Here are snippets of what the jurors said. If their comments don’t enrage you, nothing will:
“[Kenneth Moreno] raped her,” the unidentified female juror tells DNAinfo. “There is no doubt in my mind.”But never mind that whole “beyond a reasonable doubt” business, today’s modern jury demands DNA. As juror John Finck, 57, explains, “We were strictly bound by the judge’s instruction that there must be evidence beyond a reasonable doubt in order to convict the defendants of the major charges of the case.”
That does NOT mean there needs to be DNA evidence, but as one legal expert told the Post after the verdict was announced, “CSI has made things difficult, there’s no law saying that ‘beyond a reasonable doubt’ means we show you DNA. It means ‘evidence that points to a moral certainty that is beyond dispute.'” “My heart breaks for her. I think the system failed her terribly,” says Hernandez, the juror who played a crucial role in the system that acquitted the cops.
“I think the system failed her terribly.” You’ve got to love that ‘system’, a convenient way for individuals like Hernandez to avoid responsibility for their own decisions that have an enormous impact on the lives of other human beings. It pops up all the time – when people die, when injustice happens, it’s the impersonal, ambiguous monolith of The System that’s to blame, not human error, not human failure, not human ignorance. This is why miscarriages of justice on both sides of the court and in other walks of life will continue to happen, because as long as we can all comfortably blame injustice on an abstract thing that doesn’t really exist, people can avoid accountability, the buck can be passed, and no effort need be made to educate people about crucial things like the definition of ‘reasonable doubt’.
But that’s not to say there aren’t problems with juries. The key is in that first word, ‘reasonable’. As we see here in this appalling case, juries are now seeing not just any doubt in their minds, but anything that could cause doubt as enough to vote in favour of the accused.
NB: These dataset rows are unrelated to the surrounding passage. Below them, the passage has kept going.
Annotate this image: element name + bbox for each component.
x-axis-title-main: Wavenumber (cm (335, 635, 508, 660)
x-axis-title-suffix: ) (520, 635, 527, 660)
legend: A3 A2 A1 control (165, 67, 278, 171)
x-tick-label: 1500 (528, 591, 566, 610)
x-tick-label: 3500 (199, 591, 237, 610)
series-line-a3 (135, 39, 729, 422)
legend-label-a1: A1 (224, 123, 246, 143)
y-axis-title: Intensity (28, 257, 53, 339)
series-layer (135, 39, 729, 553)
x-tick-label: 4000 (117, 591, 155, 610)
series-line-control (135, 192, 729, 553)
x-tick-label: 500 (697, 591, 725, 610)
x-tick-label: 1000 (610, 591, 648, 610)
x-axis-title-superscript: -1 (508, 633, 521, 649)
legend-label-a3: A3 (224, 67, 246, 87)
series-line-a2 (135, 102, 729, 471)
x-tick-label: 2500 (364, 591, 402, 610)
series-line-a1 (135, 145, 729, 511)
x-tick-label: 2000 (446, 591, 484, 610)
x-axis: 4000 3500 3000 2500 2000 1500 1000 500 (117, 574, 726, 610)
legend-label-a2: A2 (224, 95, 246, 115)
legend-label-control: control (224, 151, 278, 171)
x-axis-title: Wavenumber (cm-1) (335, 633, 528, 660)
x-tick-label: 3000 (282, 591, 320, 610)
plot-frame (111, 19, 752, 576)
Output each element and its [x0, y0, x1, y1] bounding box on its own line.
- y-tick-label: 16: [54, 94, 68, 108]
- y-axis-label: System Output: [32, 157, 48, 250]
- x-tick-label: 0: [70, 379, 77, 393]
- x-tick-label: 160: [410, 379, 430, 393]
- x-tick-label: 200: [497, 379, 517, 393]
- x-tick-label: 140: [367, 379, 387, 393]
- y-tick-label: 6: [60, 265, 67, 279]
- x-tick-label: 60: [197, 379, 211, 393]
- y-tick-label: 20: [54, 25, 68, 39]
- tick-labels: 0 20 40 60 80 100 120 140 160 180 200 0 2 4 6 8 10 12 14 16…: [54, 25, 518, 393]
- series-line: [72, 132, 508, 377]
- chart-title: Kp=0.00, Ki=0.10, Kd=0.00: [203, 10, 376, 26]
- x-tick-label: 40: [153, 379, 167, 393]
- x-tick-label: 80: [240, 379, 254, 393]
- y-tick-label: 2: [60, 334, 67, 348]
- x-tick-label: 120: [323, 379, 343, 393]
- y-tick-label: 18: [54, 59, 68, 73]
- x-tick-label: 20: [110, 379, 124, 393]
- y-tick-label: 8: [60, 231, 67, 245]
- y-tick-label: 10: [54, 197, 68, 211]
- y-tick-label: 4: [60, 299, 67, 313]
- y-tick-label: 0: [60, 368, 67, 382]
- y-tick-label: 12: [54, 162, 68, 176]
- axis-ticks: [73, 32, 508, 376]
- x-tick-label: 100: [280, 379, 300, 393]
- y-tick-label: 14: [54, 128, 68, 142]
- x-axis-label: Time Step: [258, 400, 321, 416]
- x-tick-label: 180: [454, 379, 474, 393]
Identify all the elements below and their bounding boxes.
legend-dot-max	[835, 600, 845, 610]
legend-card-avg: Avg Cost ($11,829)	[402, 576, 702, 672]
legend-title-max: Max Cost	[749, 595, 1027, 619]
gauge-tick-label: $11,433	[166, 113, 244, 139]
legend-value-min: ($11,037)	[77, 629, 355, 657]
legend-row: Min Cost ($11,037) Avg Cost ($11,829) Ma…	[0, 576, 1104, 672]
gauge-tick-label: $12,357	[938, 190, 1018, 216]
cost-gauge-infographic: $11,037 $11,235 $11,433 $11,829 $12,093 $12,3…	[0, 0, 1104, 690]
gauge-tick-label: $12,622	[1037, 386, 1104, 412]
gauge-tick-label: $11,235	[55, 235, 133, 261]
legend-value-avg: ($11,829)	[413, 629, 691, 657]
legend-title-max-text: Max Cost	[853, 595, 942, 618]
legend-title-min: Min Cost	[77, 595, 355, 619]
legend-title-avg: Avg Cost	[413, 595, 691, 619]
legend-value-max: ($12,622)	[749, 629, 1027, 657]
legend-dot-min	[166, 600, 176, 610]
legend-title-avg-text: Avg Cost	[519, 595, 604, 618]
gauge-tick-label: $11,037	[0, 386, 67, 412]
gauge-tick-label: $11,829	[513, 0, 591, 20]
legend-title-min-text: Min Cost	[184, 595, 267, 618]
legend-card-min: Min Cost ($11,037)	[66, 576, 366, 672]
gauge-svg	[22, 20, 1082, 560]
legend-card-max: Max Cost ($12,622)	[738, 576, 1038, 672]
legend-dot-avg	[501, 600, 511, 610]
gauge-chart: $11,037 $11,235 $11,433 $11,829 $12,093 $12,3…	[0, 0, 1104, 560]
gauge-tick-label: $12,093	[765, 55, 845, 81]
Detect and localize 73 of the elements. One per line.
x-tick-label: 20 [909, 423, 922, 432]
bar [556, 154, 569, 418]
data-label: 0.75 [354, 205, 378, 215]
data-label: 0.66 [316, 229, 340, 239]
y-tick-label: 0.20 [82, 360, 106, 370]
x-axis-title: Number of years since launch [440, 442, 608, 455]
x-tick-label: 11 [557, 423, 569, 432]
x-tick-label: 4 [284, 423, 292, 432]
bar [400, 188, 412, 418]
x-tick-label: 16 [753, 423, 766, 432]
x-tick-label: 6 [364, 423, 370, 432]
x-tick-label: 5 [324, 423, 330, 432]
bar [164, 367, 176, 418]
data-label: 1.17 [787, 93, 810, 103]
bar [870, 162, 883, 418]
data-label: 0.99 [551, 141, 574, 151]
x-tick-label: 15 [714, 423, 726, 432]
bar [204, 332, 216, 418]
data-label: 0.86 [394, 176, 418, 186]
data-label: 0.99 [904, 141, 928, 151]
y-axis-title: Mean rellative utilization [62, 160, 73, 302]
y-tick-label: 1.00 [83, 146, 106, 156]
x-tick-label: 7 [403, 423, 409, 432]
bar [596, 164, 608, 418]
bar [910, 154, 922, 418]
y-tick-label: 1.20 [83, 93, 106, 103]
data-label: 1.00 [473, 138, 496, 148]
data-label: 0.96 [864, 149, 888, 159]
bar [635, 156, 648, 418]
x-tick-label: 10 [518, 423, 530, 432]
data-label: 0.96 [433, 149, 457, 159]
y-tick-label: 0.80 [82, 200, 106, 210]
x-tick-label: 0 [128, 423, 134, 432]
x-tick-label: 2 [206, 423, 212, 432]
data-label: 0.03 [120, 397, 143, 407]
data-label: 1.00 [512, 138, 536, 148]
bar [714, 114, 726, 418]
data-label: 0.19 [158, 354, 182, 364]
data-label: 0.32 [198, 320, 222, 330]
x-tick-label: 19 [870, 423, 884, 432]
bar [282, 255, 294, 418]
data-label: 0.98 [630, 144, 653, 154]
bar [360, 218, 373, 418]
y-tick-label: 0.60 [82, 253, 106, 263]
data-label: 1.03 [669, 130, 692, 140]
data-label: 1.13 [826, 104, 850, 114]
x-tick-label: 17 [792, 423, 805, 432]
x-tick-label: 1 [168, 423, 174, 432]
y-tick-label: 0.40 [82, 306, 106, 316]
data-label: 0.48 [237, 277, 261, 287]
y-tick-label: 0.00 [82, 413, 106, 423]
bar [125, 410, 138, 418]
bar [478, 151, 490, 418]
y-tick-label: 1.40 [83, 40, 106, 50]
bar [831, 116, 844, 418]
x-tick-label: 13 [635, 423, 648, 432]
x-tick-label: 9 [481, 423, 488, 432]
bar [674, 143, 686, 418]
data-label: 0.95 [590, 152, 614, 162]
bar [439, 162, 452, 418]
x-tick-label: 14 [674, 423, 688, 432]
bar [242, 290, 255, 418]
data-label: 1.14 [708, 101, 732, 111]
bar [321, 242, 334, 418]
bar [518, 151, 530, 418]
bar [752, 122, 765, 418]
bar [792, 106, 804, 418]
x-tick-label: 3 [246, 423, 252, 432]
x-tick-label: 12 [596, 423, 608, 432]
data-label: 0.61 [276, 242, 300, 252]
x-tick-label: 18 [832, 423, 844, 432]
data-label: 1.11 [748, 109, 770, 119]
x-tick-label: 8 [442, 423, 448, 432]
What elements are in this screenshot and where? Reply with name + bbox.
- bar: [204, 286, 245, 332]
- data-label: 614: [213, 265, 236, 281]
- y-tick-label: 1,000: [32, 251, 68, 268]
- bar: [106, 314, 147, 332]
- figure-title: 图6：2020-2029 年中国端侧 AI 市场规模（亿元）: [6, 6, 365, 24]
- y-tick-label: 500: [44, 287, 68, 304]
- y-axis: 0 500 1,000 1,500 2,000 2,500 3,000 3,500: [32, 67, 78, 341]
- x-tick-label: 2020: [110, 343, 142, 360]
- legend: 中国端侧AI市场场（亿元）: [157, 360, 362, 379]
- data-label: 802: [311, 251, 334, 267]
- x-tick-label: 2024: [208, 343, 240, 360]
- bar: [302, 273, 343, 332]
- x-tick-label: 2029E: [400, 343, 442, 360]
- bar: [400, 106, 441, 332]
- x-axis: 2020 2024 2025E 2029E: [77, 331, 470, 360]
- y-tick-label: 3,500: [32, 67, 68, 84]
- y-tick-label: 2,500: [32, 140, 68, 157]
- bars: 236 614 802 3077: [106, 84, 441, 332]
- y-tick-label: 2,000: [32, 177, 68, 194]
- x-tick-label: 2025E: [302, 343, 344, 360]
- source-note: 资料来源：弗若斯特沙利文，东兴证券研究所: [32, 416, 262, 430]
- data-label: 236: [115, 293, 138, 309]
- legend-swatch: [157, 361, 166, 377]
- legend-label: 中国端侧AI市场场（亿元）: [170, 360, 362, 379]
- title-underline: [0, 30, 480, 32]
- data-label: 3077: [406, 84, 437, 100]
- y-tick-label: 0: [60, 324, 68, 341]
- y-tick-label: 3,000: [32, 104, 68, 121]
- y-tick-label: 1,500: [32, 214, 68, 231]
This has always been one of the major flaws of trial by jury, and why I have long believed professional jurors would vastly improve justice systems. By throwing 12 random people together who likely as not know nothing about law, are not trained to think logically or weigh evidence, the result is that you are inevitably going to get ridiculous verdicts like this, because the jury is ignorant of what reasonable doubt actually is – and thus so frightened of sending an innocent person to jail that the tiniest of discrepancies get blown up into reasons not to convict.